Top critical review
1.0 out of 5 starsIf You Love Politically Heavy-Handedness in Your Entertainment...
Reviewed in the United States on January 16, 2020
Had to turn this off about midway through out of sheer principle when the young college student in her early twenties - who is attending one of the most prestigious universities in the country, mind you (Harvard) - lurches sanctimony-first into a copy-and-paste-style diatribe replete with all of the invectives du jour. From "white privilege" to "male privilege" to "colonialism"... your cup of oblivious irony and puerile petulance will runneth over in this scene. Furthermore, and pitifully enough, at least some sentiment of this individual's rebuke of Ben Stiller's character is justified. Stiller's character's foibles range from neurotic insecurity to the crassest sort of pettiness and self-loathing, all of this, of course, couched as introspection. Here we find the titular "Brad" character (played by Stiller) ever-envious of his quasi-estranged college cohorts, coveting their success and lamenting his own modest life all the while scrutinizing even his own wife and the ways in which her admitted virtues may have contributed to his less-than-grandiose lot in life.

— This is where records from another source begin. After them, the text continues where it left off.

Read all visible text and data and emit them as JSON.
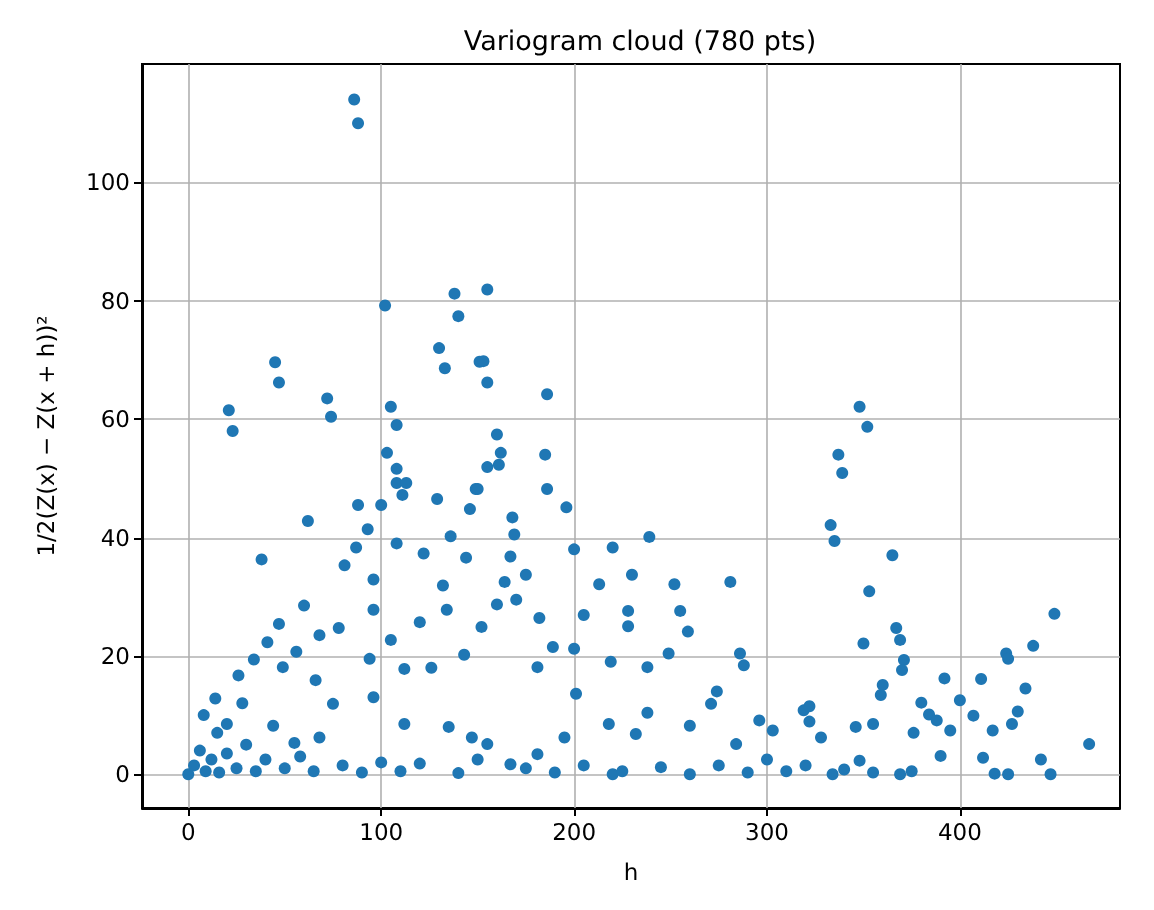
{
  "chart_data": {
    "type": "scatter",
    "title": "Variogram cloud (780 pts)",
    "xlabel": "h",
    "ylabel": "1/2(Z(x) − Z(x + h))²",
    "x": [
      86,
      88,
      102,
      138,
      140,
      130,
      133,
      151,
      45,
      47,
      21,
      23,
      72,
      74,
      105,
      108,
      103,
      108,
      108,
      113,
      111,
      129,
      149,
      88,
      100,
      146,
      155,
      153,
      155,
      186,
      160,
      162,
      161,
      155,
      185,
      150,
      186,
      196,
      348,
      352,
      337,
      339,
      38,
      62,
      60,
      47,
      41,
      14,
      26,
      34,
      93,
      87,
      81,
      96,
      96,
      108,
      122,
      136,
      132,
      144,
      134,
      78,
      68,
      105,
      120,
      56,
      49,
      94,
      66,
      75,
      68,
      55,
      20,
      44,
      112,
      112,
      126,
      135,
      147,
      143,
      96,
      168,
      169,
      167,
      164,
      175,
      200,
      220,
      239,
      230,
      213,
      252,
      281,
      205,
      228,
      255,
      259,
      228,
      286,
      288,
      238,
      249,
      219,
      189,
      200,
      182,
      170,
      160,
      152,
      181,
      201,
      218,
      238,
      260,
      271,
      274,
      296,
      284,
      303,
      319,
      155,
      195,
      181,
      232,
      167,
      220,
      333,
      335,
      365,
      353,
      367,
      369,
      350,
      371,
      370,
      449,
      438,
      424,
      425,
      434,
      411,
      392,
      400,
      380,
      360,
      359,
      384,
      388,
      395,
      376,
      355,
      346,
      322,
      322,
      328,
      407,
      417,
      430,
      427,
      412,
      418,
      425,
      442,
      447,
      467,
      390,
      369,
      348,
      334,
      0,
      3,
      6,
      9,
      12,
      16,
      20,
      25,
      30,
      35,
      40,
      50,
      58,
      65,
      80,
      90,
      100,
      110,
      120,
      140,
      150,
      175,
      190,
      205,
      225,
      245,
      260,
      275,
      290,
      300,
      310,
      320,
      340,
      355,
      375,
      8,
      15,
      28
    ],
    "values": [
      114,
      110,
      79.2,
      81.2,
      77.4,
      72,
      68.6,
      69.7,
      69.6,
      66.2,
      61.5,
      58,
      63.5,
      60.4,
      62.1,
      59,
      54.3,
      51.6,
      49.2,
      49.2,
      47.2,
      46.5,
      48.2,
      45.5,
      45.5,
      44.8,
      81.9,
      69.8,
      66.2,
      64.2,
      57.4,
      54.3,
      52.3,
      51.9,
      54,
      48.2,
      48.2,
      45.1,
      62.1,
      58.7,
      54,
      50.9,
      36.3,
      42.8,
      28.5,
      25.4,
      22.3,
      12.8,
      16.7,
      19.4,
      41.4,
      38.3,
      35.3,
      32.9,
      27.8,
      39,
      37.3,
      40.2,
      31.9,
      36.6,
      27.8,
      24.7,
      23.5,
      22.7,
      25.7,
      20.7,
      18.1,
      19.5,
      15.9,
      11.9,
      6.2,
      5.3,
      8.5,
      8.2,
      17.8,
      8.5,
      18,
      8,
      6.2,
      20.2,
      13,
      43.4,
      40.5,
      36.8,
      32.5,
      33.7,
      38,
      38.3,
      40.1,
      33.7,
      32.1,
      32.1,
      32.5,
      26.9,
      27.6,
      27.6,
      24.1,
      25,
      20.4,
      18.4,
      18.1,
      20.4,
      19,
      21.5,
      21.2,
      26.4,
      29.5,
      28.7,
      24.9,
      18.1,
      13.6,
      8.5,
      10.4,
      8.2,
      11.9,
      14,
      9.1,
      5.1,
      7.4,
      10.8,
      5.1,
      6.2,
      3.4,
      6.8,
      1.7,
      0,
      42.1,
      39.4,
      37,
      30.9,
      24.7,
      22.7,
      22.1,
      19.3,
      17.6,
      27.1,
      21.7,
      20.4,
      19.5,
      14.5,
      16.1,
      16.2,
      12.5,
      12.1,
      15.1,
      13.4,
      10.1,
      9.1,
      7.4,
      7,
      8.5,
      8,
      11.5,
      8.9,
      6.2,
      9.9,
      7.4,
      10.6,
      8.5,
      2.8,
      0.1,
      0,
      2.5,
      0,
      5.1,
      3.1,
      0,
      2.3,
      0,
      0,
      1.5,
      4,
      0.5,
      2.5,
      0.3,
      3.5,
      1,
      5,
      0.5,
      2.5,
      1,
      3,
      0.5,
      1.5,
      0.3,
      2,
      0.5,
      1.8,
      0.2,
      2.5,
      1,
      0.3,
      1.5,
      0.5,
      1.2,
      0,
      1.5,
      0.3,
      2.5,
      0.5,
      1.5,
      0.8,
      0.3,
      0.5,
      10,
      7,
      12
    ],
    "color": "#1f77b4",
    "marker": "circle",
    "xlim": [
      -24,
      483
    ],
    "xticks": [
      0,
      100,
      200,
      300,
      400
    ],
    "ylim": [
      -5.7,
      120
    ],
    "yticks": [
      0,
      20,
      40,
      60,
      80,
      100
    ],
    "grid": true
  }
}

At one stage, Brad even finds himself disconcerted and riddled with anxiety at the thought that his own son may one day attain a level of success that will eclipse his own achievements leaving him resentful and bitter. Brad is only consoled and reassured by the subsequent fantasy that his son - as a young man with musical aspirations - will be relegated to a "starving artist" station in life. All though I normally enjoy Stiller and his work, I must conclude: not Stiller's most likable character nor his most compelling film.